Conforme lembra Stephanie Switzer, do University College Dublin, em trabalho comentado em http://worldtradelaw.typepad.com/ e apresentado em conferência no King’s College, em Londres, em abril de 2007 (ver aqui), são inúmeros os fatores a prenunciarem a necessidade de um considerável incremento na produção e no comércio internacional de biocombustíveis. Entre esses fatores estão recentes mudanças nas políticas energéticas de diversos governos (incluindo os da União Européia, Filipinas, Brasil, Nova Zelândia, Inglaterra) no sentido de criar a obrigatoriedade do uso de biocombustíveis em veículos automotores em diversas proporções.

O aumento na produção de biocombustíveis para atender a este crescimento na demanda mundial traz, contudo, enormes preocupações para a proteção do meio ambiente. A possibilidade de que a ganância acabe impulsionando a conversão de gigantescas áreas em plantações de insumos para a produção de quantidades astronômicas de biocombustíveis aponta para um cenário de grande ameaça ao meio ambiente. E pode ter conseqüências negativas, também, no campo da segurança alimentar, conforme algumas opinões (ver aqui), o que, em tese, afetaria ainda o direito à alimentação de muitos.

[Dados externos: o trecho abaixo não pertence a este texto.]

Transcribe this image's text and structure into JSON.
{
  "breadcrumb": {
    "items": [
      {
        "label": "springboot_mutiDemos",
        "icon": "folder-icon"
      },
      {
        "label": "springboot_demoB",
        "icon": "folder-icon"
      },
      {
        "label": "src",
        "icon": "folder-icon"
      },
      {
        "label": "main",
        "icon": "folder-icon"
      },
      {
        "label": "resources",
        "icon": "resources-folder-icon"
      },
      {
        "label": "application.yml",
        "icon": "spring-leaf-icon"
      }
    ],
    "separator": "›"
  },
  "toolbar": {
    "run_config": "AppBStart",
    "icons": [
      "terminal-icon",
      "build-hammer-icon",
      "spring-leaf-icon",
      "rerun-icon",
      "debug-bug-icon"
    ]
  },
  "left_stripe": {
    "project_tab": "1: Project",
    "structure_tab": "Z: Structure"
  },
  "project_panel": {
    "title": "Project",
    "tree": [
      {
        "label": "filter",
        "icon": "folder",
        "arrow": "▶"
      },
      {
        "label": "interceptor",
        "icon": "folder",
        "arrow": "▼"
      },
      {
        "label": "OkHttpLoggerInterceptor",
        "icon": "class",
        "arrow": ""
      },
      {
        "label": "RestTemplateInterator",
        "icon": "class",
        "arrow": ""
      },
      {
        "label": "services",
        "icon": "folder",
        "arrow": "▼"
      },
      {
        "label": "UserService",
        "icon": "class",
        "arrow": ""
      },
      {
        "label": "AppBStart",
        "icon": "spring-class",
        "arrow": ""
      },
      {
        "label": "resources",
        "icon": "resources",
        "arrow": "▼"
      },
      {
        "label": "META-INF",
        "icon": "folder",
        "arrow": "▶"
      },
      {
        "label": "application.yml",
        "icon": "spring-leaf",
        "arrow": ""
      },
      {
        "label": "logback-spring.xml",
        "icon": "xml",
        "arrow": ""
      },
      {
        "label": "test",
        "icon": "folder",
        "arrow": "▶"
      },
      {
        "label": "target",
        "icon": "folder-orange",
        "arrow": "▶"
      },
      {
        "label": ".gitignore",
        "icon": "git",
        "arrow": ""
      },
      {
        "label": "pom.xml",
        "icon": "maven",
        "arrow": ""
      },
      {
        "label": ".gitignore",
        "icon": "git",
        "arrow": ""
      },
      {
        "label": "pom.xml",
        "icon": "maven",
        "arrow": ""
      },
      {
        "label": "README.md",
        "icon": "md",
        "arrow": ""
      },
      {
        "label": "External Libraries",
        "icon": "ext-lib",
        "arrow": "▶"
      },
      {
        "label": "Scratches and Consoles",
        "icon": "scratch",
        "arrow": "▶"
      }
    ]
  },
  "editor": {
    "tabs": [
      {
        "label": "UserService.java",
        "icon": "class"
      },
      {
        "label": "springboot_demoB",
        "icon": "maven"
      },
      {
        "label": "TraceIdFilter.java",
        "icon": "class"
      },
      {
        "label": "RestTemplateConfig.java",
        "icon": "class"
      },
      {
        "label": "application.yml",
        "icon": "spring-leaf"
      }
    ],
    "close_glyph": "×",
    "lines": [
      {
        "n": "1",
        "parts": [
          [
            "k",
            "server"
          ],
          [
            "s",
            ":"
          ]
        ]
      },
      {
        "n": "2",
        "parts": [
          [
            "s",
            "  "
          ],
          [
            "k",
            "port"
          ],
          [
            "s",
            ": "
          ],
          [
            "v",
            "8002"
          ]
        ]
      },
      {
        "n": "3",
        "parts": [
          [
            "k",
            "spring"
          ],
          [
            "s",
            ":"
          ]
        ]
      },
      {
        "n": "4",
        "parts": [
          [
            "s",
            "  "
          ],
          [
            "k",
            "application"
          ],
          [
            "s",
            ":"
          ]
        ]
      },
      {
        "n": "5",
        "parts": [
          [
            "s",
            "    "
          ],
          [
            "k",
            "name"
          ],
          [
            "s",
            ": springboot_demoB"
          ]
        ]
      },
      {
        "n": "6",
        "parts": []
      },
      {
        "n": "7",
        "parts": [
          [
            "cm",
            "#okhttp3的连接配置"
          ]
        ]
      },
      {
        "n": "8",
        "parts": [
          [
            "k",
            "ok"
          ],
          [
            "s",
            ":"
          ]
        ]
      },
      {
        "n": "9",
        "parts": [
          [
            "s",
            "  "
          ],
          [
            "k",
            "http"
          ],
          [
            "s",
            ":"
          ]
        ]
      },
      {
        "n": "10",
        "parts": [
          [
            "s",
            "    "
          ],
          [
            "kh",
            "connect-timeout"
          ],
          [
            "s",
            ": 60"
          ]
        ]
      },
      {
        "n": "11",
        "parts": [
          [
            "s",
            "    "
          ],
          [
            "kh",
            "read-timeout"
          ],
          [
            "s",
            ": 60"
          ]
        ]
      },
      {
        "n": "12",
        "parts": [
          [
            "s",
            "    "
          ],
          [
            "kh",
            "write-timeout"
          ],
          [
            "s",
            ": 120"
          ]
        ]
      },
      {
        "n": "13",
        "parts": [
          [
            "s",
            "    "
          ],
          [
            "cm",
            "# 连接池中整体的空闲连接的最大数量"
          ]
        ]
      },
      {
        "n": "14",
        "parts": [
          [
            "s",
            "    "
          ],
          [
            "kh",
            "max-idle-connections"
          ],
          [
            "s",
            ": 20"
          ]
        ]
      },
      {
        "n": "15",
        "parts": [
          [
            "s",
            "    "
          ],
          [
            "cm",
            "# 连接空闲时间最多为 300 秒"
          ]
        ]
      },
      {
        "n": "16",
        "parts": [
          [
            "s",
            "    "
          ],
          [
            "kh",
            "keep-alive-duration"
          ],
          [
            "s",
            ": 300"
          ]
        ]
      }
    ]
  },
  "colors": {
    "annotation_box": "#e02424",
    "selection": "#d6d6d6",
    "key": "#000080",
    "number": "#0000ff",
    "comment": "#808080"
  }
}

Switzer indica como direito do comércio internacional, inclusive as regras constitutivas do  regime da Organização Mundial do Comércio (OMC), pode ser interpretado para assegurar que o aumento na produção de biocombustíveis não ponha em risco o meio ambiente.

Uma das possibilidades indicadas por Switzer está no uso da política conhecida como “Sistema Generalizado de Preferências” (SGP), que permite tratamento tarifário diferenciado para produtos de países em desenvolvimento. Nas palavras de Switzer (p. 18):

“uma opção em aberto para as autoridades (policy makers) de países desenvolvidos seria introduzir um esquema de preferências tarifárias adicionais em favor de países em desenvolvimento que estejam aderindo a certos padrões de sustentabilidade na produção de plantas usadas na fabricação de biocombustíveis.”

Esta espécie de “discriminação positiva”, favorecedora da sustentabilidade, seria justificada com base, inclusive, em jurisprudência da própria OMC, tal como expressa em WT/DS/246/AB/R [Appelate Body Report, European Communities – Conditions for the Granting of Tariff Preferences to Developing Countries, de abril de 2004]. O entendimento desta jurisprudência da OMC, conforme salienta Switzer, pode ser tecnicamente conectado ao disposto no Protocolo de Kyoto, na Convenção sobre Diversidade Biológica e na Convenção sobre o Comércio Internacional em Espécies de Fauna e Flora Ameaçadas (conhecida pela sigla em inglês, CITES).

Argumentos como o que está resumido acima demonstram que o comércio internacional pode ser praticado sem medidas protecionistas injustificadas, desde que se submeta, também, a critérios jurídicos que protejam direitos reivindicados por inúmeros grupos sociais, inclusive o direito a um meio ambiente saudável. Não é justo que os mercados de energia no mundo se tornem fontes de destruição do meio ambiente.